Anche se allo stesso tempo il prolungamento della vita è, quasi per definizione, ciò che ci aspettiamo dalla medicina. Sembra strano inquadrare la chemioterapia o i trattamenti cardiovascolari come tecnologie per l’estensione della vita, ma per i malati di cancro e di malattie cardiache è esattamente quello che sono. Più in generale, ci aspettiamo un piccolo aumento dell’aspettativa di vita per ogni nuova generazione. Ogni dieci anni, l’Office for National Statistics rilascia dati su quanto tempo vivono le popolazioni di Inghilterra e Galles, e negli ultimi cinque decenni, l’aspettativa di vita alla nascita è aumentata di circa due-tre anni per decennio. E quando questo aumento si ferma (come è successo alla fine degli anni 2010), gli scienziati vengono radunati per interviste televisive e torchiati su cosa o chi sia da biasimare.

Questo è un paradosso dell’estensione della vita umana: ci aspettiamo che i nostri figli vivano più a lungo di noi, ma non molto di più. Un mezzo decennio in più sembra giusto. Un mezzo secolo in più no. Quest’ultimo sembrerebbe oltraggioso e ingiusto – se non fosse così fantasioso. Eppure, persone serie stanno trattando sempre più seriamente il rinvio dell’invecchiamento. Il Nuffield Council on Bioethics del Regno Unito, per esempio, ha pubblicato un documento intitolato “The Search for a Treatment for Ageing” nel 2018, elencando otto percorsi di ricerca attuali sull’estensione della vita. Nel 2013, Google – una società associata a molte cose, ma non all’estensione della vita – ha finanziato Calico, una società specializzata proprio in questo.

Vari studi su topi e ratti hanno mostrato quello che spesso fanno gli studi ben pubblicizzati su popolazioni di topi e ratti: che una cosa (in questo caso, un potenziale trattamento anti-invecchiamento) ha fatto qualcosa di miracoloso (rallentato l’invecchiamento) per i topi e i ratti (che sono stati poi dissezionati) da cui possiamo estrapolare un risultato comparabile per gli esseri umani (che vivranno una vita più lunga e sana e non saranno dissezionati). Non c’è un chiaro indicatore che l’estensione radicale della vita sia dietro l’angolo – ma questo aumento dei finanziamenti, del dibattito e delle carcasse di topi vivisezionati suggerisce che la nostra assunzione quotidiana che ci sia una quantità “giusta” di vita per le persone potrebbe essere radicata più nell’esperienza che nel pensiero razionale.

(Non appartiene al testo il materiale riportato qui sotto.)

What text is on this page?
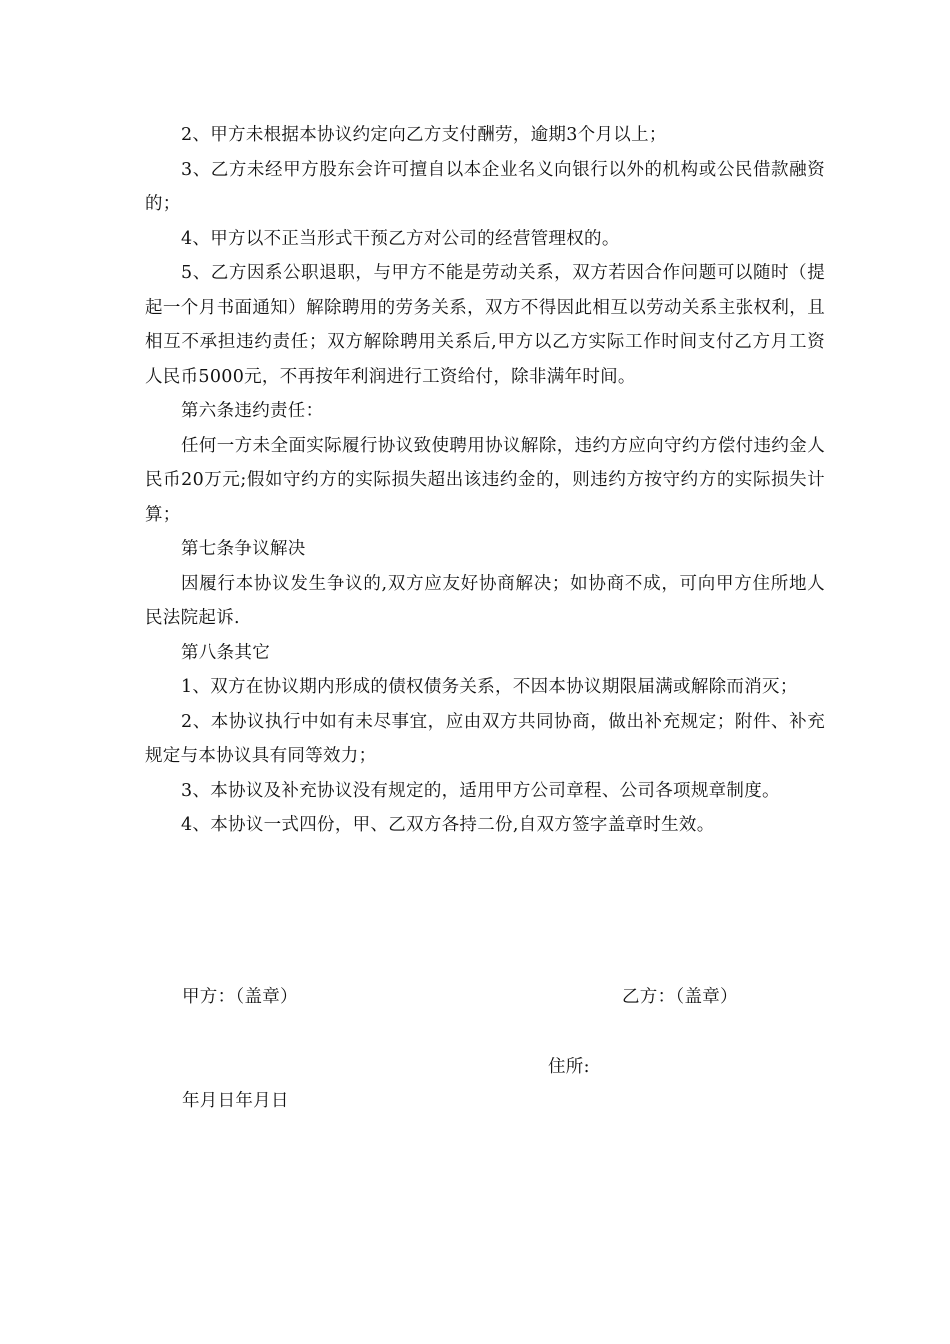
2、甲方未根据本协议约定向乙方支付酬劳，逾期3个月以上；

3、乙方未经甲方股东会许可擅自以本企业名义向银行以外的机构或公民借款融资的；

4、甲方以不正当形式干预乙方对公司的经营管理权的。

5、乙方因系公职退职，与甲方不能是劳动关系，双方若因合作问题可以随时（提起一个月书面通知）解除聘用的劳务关系，双方不得因此相互以劳动关系主张权利，且相互不承担违约责任；双方解除聘用关系后,甲方以乙方实际工作时间支付乙方月工资人民币5000元，不再按年利润进行工资给付，除非满年时间。

第六条违约责任：

任何一方未全面实际履行协议致使聘用协议解除，违约方应向守约方偿付违约金人民币20万元;假如守约方的实际损失超出该违约金的，则违约方按守约方的实际损失计算；

第七条争议解决

因履行本协议发生争议的,双方应友好协商解决；如协商不成，可向甲方住所地人民法院起诉.

第八条其它

1、双方在协议期内形成的债权债务关系，不因本协议期限届满或解除而消灭；

2、本协议执行中如有未尽事宜，应由双方共同协商，做出补充规定；附件、补充规定与本协议具有同等效力；

3、本协议及补充协议没有规定的，适用甲方公司章程、公司各项规章制度。

4、本协议一式四份，甲、乙双方各持二份,自双方签字盖章时生效。

甲方：（盖章）	乙方：（盖章）
住所:
年月日年月日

“Non ho davvero, completamente assorbito quanto sia radicata l’irrazionalità”, dice il dottor Aubrey de Grey, biogerontologo e co-fondatore della SENS (Strategie per una senescenza trascurabile ingegnerizzata) Research Foundation. De Grey ha fatto ricerche e campagne per quello che lui chiama “estensione radicale della vita” per quasi due decenni. Le sue due caratteristiche più riconoscibili sono la lunga barba grigia che gli arriva quasi alla vita, e la sua totale impazienza con ciò che ha chiamato “La Trance Globale”: l’accettazione interculturale che un giorno, in un futuro non troppo lontano, tutti noi dobbiamo necessariamente smettere di esistere. L’opinione di De Grey che l’immortalità funzionale possa non solo essere possibile, ma che le sue disparate fondamenta siano già state gettate nei laboratori di tutto il mondo, è molto controversa.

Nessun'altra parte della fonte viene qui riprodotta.